BNT 3 (БНТ 3)
- Country: Bulgaria
- Network: Bulgarian National Television
- Headquarters: Sofia, Bulgaria

Programming
- Language: Bulgarian
- Picture format: 1080i HDTV (downscaled to 16:9 576i for the SDTV feed; terrestrial only)

Ownership
- Owner: Bulgarian National Television
- Sister channels: BNT 1, BNT 2, BNT 4

History
- Launched: 6 February 2014
- Former names: BNT HD (2014–2018)

Links
- Webcast: http://tv.bnt.bg/bnt3 (Bulgaria only)
- Website: bnt.bg/bnt3/shows

Availability

Terrestrial
- MUX 3: Channel 64

= BNT 3 =

Bulgarian television network

BNT 3 (БНТ 3, previously BNT HD) is a Bulgarian-language public television station, operated by Bulgarian National Television.
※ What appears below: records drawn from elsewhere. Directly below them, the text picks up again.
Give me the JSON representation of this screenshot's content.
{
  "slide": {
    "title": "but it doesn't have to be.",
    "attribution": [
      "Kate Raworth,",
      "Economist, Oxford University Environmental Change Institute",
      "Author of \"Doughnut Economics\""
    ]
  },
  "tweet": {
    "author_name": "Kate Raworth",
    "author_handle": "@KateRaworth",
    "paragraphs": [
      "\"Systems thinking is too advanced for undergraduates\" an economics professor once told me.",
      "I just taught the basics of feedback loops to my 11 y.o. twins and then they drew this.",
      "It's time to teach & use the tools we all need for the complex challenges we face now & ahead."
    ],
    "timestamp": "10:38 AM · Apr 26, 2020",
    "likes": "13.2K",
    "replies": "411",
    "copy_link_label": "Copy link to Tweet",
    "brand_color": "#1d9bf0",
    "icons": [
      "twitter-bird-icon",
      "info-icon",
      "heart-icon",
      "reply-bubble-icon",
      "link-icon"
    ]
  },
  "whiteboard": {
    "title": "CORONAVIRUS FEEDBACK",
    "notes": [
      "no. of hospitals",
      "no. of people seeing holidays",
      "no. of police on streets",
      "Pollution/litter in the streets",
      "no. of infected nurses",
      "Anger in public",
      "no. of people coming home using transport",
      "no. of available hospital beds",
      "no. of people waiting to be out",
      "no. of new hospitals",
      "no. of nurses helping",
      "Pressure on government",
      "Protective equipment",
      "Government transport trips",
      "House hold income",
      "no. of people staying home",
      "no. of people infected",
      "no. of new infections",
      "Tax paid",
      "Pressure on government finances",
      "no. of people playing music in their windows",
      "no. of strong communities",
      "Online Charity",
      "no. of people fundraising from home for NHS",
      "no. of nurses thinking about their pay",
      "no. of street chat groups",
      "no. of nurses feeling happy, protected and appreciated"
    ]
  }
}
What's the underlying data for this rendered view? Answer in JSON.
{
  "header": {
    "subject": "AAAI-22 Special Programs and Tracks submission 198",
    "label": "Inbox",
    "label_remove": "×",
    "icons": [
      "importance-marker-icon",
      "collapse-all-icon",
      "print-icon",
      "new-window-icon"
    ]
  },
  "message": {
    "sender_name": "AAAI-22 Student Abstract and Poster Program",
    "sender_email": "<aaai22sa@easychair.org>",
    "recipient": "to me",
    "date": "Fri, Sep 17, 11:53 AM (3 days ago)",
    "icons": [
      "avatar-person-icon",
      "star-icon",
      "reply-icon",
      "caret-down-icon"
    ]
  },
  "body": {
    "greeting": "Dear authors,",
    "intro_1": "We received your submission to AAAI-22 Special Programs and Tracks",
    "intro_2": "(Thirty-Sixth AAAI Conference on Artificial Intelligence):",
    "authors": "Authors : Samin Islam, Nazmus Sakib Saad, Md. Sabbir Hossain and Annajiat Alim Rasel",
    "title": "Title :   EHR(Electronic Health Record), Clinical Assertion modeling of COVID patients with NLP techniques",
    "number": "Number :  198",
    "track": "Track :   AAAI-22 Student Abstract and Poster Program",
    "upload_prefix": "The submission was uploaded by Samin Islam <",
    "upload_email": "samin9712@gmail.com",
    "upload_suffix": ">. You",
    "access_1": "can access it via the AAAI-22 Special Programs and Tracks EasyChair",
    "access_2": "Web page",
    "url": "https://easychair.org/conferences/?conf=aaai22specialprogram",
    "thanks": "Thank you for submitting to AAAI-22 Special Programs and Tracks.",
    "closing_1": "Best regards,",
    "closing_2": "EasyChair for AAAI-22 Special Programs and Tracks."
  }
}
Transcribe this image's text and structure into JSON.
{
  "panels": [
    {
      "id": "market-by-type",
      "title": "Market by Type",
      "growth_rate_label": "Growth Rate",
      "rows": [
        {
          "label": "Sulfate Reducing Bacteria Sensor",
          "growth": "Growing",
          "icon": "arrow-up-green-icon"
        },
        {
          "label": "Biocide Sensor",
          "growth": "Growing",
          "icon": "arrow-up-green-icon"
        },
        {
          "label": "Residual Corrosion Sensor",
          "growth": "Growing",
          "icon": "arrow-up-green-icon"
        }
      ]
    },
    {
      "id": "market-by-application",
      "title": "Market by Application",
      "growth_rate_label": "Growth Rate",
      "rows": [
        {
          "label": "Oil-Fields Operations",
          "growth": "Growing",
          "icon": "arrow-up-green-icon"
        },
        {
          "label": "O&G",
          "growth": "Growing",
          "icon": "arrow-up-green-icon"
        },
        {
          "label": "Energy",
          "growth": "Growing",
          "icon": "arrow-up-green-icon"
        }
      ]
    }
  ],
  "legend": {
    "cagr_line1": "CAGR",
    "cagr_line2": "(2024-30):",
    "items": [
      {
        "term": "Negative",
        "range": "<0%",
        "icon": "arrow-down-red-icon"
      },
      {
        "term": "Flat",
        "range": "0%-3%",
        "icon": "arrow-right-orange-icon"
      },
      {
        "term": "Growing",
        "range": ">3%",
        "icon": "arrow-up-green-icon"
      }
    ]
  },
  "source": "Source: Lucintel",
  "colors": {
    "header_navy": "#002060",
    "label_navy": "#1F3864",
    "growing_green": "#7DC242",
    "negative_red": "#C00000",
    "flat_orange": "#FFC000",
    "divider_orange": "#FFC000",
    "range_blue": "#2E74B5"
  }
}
It broadcasts sport events, movies and cultural programs.

==History==
It was launched on February 6, 2014 as "BNT HD" with the start of the Sochi 2014 Olympic Games. Beforehand, BNT used to air sports events such as the 2010 FIFA World Cup and the London 2012 Olympics in HD on temporary HD channels which used to upscale the BNT 1 channel. In 2014, the national television decided to launch BNT HD as a fully scheduled channel. On 10 September 2018, the channel was re-branded as BNT 3. BNT 3 airs free-to-air on the Bulgarian DVB-T platform.

Some of the shows aired include The World Sailing Show, Monster Jam (автомобилно шоу), Extreme E - Electric Odyssey, and One Water Race.